|My completed Professional Tote...|
Before that, apart from dealing with my interfacing woes, I measured and cut out pattern pieces on tissue paper to help guide me in cutting the fabric (since I don't have a rotary cutter). Sometimes I think that the preparation part of this project alone is enough to frighten away would-be crafters. I don't know how many hours it took me to cut and then fuse the interfacing to the required fabric pieces, but it was no small bit of work.
Even though the instructions provided in the pattern are fairly clear, some actual photos would have been nice, especially given the complexity. Drawings are provided, but they are two-dimensional and aren't entirely helpful for someone attempting a bag like this for the first time. (I suppose that's why this pattern is often covered in a sewing class.) There were one or two spots where I was totally stumped until, by accident, it occurred to me that this is what should be done.

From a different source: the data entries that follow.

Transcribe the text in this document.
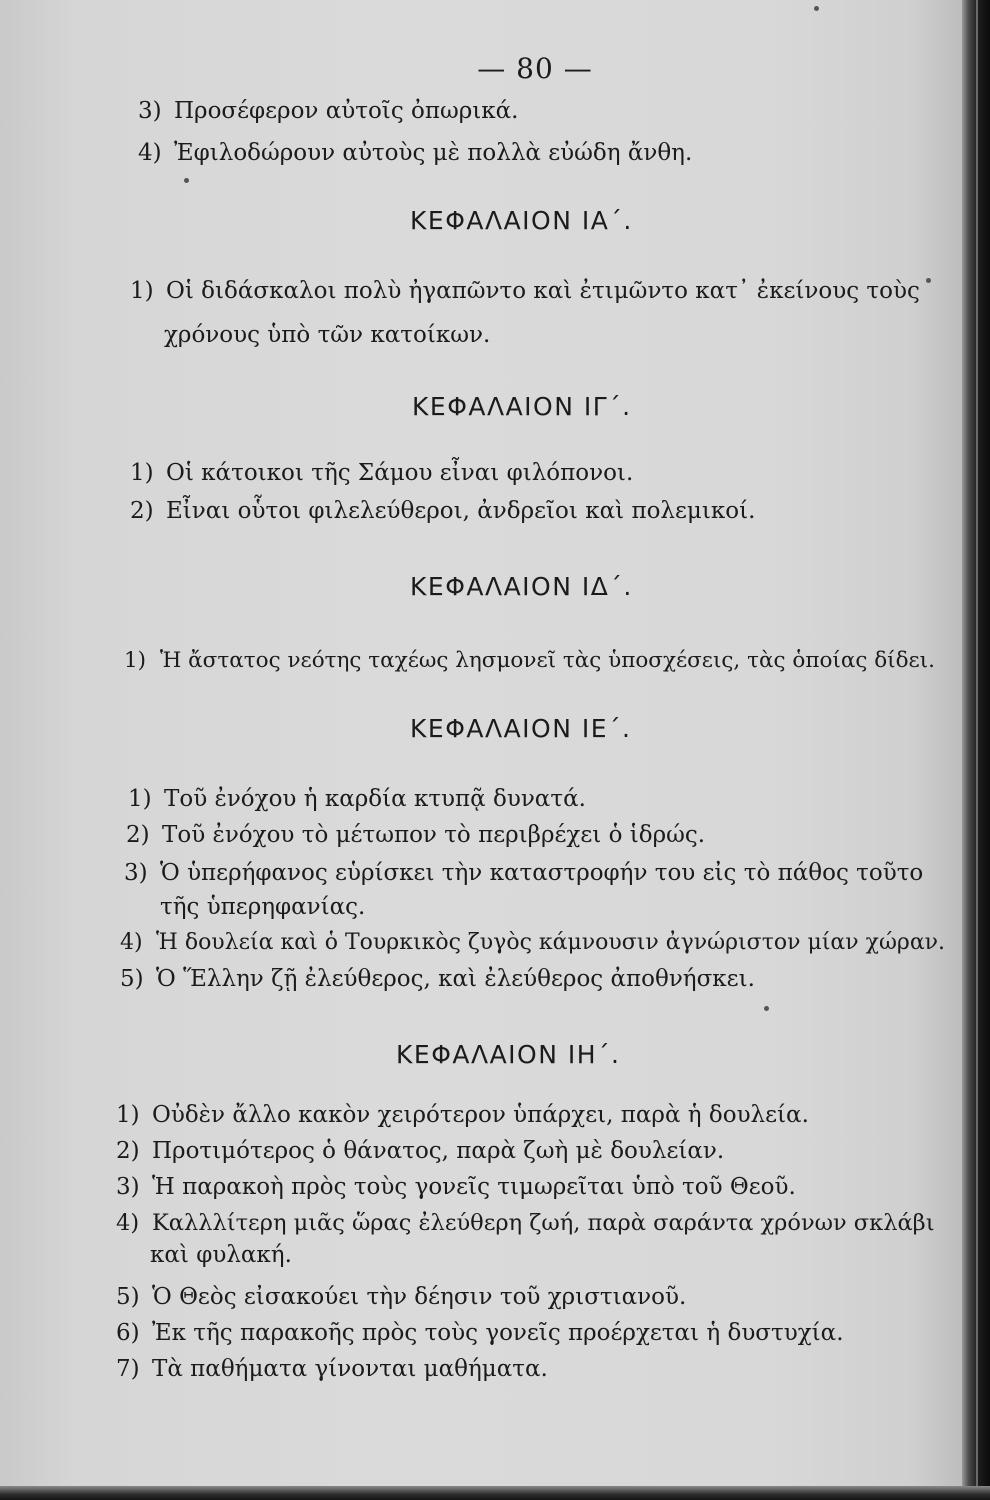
— 80 —
3) Προσέφερον αὐτοῖς ὀπωρικά.
4) Ἐφιλοδώρουν αὐτοὺς μὲ πολλὰ εὐώδη ἄνθη.
ΚΕΦΑΛΑΙΟΝ ΙΑ΄.
1) Οἱ διδάσκαλοι πολὺ ἠγαπῶντο καὶ ἐτιμῶντο κατ᾿ ἐκείνους τοὺς
χρόνους ὑπὸ τῶν κατοίκων.
ΚΕΦΑΛΑΙΟΝ ΙΓ΄.
1) Οἱ κάτοικοι τῆς Σάμου εἶναι φιλόπονοι.
2) Εἶναι οὗτοι φιλελεύθεροι, ἀνδρεῖοι καὶ πολεμικοί.
ΚΕΦΑΛΑΙΟΝ ΙΔ΄.
1) Ἡ ἄστατος νεότης ταχέως λησμονεῖ τὰς ὑποσχέσεις, τὰς ὁποίας δίδει.
ΚΕΦΑΛΑΙΟΝ ΙΕ΄.
1) Τοῦ ἐνόχου ἡ καρδία κτυπᾷ δυνατά.
2) Τοῦ ἐνόχου τὸ μέτωπον τὸ περιβρέχει ὁ ἱδρώς.
3) Ὁ ὑπερήφανος εὑρίσκει τὴν καταστροφήν του εἰς τὸ πάθος τοῦτο
τῆς ὑπερηφανίας.
4) Ἡ δουλεία καὶ ὁ Τουρκικὸς ζυγὸς κάμνουσιν ἀγνώριστον μίαν χώραν.
5) Ὁ Ἕλλην ζῇ ἐλεύθερος, καὶ ἐλεύθερος ἀποθνήσκει.
ΚΕΦΑΛΑΙΟΝ ΙΗ΄.
1) Οὐδὲν ἄλλο κακὸν χειρότερον ὑπάρχει, παρὰ ἡ δουλεία.
2) Προτιμότερος ὁ θάνατος, παρὰ ζωὴ μὲ δουλείαν.
3) Ἡ παρακοὴ πρὸς τοὺς γονεῖς τιμωρεῖται ὑπὸ τοῦ Θεοῦ.
4) Καλλλίτερη μιᾶς ὥρας ἐλεύθερη ζωή, παρὰ σαράντα χρόνων σκλάβι
καὶ φυλακή.
5) Ὁ Θεὸς εἰσακούει τὴν δέησιν τοῦ χριστιανοῦ.
6) Ἐκ τῆς παρακοῆς πρὸς τοὺς γονεῖς προέρχεται ἡ δυστυχία.
7) Τὰ παθήματα γίνονται μαθήματα.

When broken down into their component parts, there is nothing extremely difficult about this pattern. Outside of a pocket flap, all of the pieces are rectangular; the sewing is all straight-away with no bends or curves. (In terms of all the interior pockets, I adjusted the size and quantity based on my fabric constraints.) There are three zippers, but even I — having been away from sewing for so long — did not find them intimidating. I even followed an alternate set of instructions from There She Sews to put in a separating zipper at the top of the bag. In hindsight, the most difficult part of the sewing was dealing with all of the bulk in the seams. (Yes, I had my unique challenge in that I was dealing with Peltex in some areas when it should have been Decor Bond, but even when I made my second tote — correctly — the seams were still the hardest part.)
Oh, and it was a huge struggle to turn this bag right side out again because of the Peltex!